Dokładnie pamiętam dzień, gdy się poznaliśmy. Był 5 września 1978 roku, statek Batory. Nie, nie płynęliśmy w kierunku Stanów Zjednoczonych, po prostu był bankiet zorganizowany podczas festiwalu filmowego. Ale ja w Stasiu zakochałam się dużo, dużo wcześniej. Wystąpił w moim liceum. Ja miałam 15 lat, on 33, przechodził tuż obok, ale zupełnie nie zwrócił na mnie uwagi.
Wychodzić za mąż nie chciałam, wydawało mi się to niepotrzebne. I tak byliśmy rodziną, mieszkaliśmy razem, urodził się nasz syn Sebastian. Ale Stasiek przekonał mnie do ślubu, że gdyby mu się coś stało, to choć rentę po nim będziemy mieć.
Nieprawda, że życie z artystą jest trudne. Stasiek potrafił zostawić pracę za drzwiami. Zresztą znałam to środowisko, bo pracowałam jako tłumacz przy spektaklu "Kusy" w warszawskim Teatrze Polskim. Był złotą rączką. Jaki piękny wiejski dom wybudował dla nas nieopodal wschodniej granicy!
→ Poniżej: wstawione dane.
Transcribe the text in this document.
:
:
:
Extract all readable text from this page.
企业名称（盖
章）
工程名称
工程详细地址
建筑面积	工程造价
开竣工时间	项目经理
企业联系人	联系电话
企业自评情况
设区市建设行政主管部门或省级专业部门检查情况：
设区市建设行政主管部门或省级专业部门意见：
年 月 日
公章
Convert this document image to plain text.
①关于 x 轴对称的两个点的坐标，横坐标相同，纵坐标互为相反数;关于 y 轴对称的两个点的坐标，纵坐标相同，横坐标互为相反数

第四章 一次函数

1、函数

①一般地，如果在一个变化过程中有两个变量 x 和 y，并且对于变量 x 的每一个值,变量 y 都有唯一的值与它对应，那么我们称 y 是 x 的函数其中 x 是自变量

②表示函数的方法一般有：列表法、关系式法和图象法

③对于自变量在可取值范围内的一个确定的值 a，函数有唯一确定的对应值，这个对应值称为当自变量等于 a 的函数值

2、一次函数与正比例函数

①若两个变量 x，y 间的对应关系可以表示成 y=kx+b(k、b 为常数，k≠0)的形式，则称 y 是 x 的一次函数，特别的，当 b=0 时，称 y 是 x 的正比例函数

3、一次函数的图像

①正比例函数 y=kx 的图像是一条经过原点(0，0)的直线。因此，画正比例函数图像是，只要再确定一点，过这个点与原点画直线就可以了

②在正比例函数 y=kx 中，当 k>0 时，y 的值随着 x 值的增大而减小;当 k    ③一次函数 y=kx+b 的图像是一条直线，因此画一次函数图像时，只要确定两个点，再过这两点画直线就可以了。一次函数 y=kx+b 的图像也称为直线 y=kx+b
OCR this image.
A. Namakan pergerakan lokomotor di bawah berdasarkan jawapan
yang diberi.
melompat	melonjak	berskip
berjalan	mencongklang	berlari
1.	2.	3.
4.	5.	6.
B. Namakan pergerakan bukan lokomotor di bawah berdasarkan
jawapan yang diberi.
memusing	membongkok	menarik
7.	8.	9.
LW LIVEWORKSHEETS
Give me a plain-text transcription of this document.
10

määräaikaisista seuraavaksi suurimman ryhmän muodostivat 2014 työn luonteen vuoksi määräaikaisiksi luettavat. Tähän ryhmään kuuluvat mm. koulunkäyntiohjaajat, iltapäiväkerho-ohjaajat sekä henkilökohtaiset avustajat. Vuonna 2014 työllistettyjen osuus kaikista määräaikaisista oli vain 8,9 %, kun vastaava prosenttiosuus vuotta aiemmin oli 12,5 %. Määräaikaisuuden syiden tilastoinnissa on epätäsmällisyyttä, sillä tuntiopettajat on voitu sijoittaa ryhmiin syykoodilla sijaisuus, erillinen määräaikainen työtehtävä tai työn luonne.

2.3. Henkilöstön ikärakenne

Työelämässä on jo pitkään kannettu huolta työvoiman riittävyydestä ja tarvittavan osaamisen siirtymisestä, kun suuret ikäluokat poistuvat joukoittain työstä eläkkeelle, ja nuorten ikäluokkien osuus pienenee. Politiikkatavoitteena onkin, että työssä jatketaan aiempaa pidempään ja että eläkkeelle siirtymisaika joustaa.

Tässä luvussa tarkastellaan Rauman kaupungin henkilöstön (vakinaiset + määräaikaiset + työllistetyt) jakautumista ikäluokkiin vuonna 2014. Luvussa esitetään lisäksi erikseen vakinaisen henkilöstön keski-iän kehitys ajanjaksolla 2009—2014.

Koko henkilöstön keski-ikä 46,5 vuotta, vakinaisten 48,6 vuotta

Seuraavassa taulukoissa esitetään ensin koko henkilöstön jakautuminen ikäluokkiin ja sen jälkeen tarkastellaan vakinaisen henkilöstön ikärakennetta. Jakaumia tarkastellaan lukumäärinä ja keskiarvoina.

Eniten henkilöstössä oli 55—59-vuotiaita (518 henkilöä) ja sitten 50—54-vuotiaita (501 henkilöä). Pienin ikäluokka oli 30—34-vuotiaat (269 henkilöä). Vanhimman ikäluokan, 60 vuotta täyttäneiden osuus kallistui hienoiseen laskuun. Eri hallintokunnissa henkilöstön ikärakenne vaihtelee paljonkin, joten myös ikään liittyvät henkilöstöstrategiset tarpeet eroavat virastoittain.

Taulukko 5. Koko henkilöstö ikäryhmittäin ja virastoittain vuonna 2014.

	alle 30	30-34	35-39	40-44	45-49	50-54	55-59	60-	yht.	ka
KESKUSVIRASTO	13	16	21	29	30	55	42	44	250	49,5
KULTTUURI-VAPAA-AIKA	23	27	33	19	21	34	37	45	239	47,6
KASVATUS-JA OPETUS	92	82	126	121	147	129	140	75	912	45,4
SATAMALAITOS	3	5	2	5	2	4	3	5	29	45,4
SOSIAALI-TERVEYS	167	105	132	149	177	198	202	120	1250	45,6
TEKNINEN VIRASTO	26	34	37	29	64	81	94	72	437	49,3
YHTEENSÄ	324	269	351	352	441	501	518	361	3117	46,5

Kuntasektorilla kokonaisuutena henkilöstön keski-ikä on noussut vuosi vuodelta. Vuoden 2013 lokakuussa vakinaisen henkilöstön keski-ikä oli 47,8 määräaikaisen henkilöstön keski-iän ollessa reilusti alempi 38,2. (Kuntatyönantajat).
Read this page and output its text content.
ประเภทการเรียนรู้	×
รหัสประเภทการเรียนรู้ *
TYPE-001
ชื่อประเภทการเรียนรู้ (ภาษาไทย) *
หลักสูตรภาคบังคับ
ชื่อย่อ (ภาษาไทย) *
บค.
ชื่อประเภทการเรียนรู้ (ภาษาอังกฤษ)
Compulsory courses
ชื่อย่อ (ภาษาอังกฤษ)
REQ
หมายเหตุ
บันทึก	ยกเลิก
Kiedy wracał z teatru, czekała na niego kolacja, ale rano to on robił śniadanie. Dzieliliśmy się pracą na zasadzie "kto chce". Układ był bardzo partnerski.
Choroba zaczęła się niespodziewanie, puchły mu nogi. Lekarze mówili, że to krążenie, ale ja uparłam się, że kręgosłup. To był szpiczak, potem przyplątał się czerniak. Pobyt w pierwszym szpitalu nie był sukcesem, podczas operacji złamano mu biodro. Załatwiliśmy mu lepszy szpital, a on mówił: "Nie wypada". I gdy wyglądało, że wychodzimy na prostą, stało się najgorsze: "Anna, nie mogę oddychać" - obudził mnie, gdy położyliśmy się po obiedzie odpocząć. Karetka, OIOM. Nic nie dało się zrobić. To był zator płucny, rezultat chemii. Stasiek umarł cztery dni przed swoimi 70. urodzinami.
Miał piękny pogrzeb, Ignacy Gogolewski cudnie wyrecytował fragment z Kordiana, Laura Łącz przeczytała wiersz reżysera Maćka Bordowicza. A ja z synem zostaliśmy sami. Na długo odsunęłam się od życia.
Mieliśmy ze Stasiem tylko piękne chwile, pokłóciliśmy się może ze trzy razy w życiu. Gdyby co dziesiąta kobieta miała takiego męża, dzieci takiego ojca, wnukowie dziadka, świat byłby przepiękny.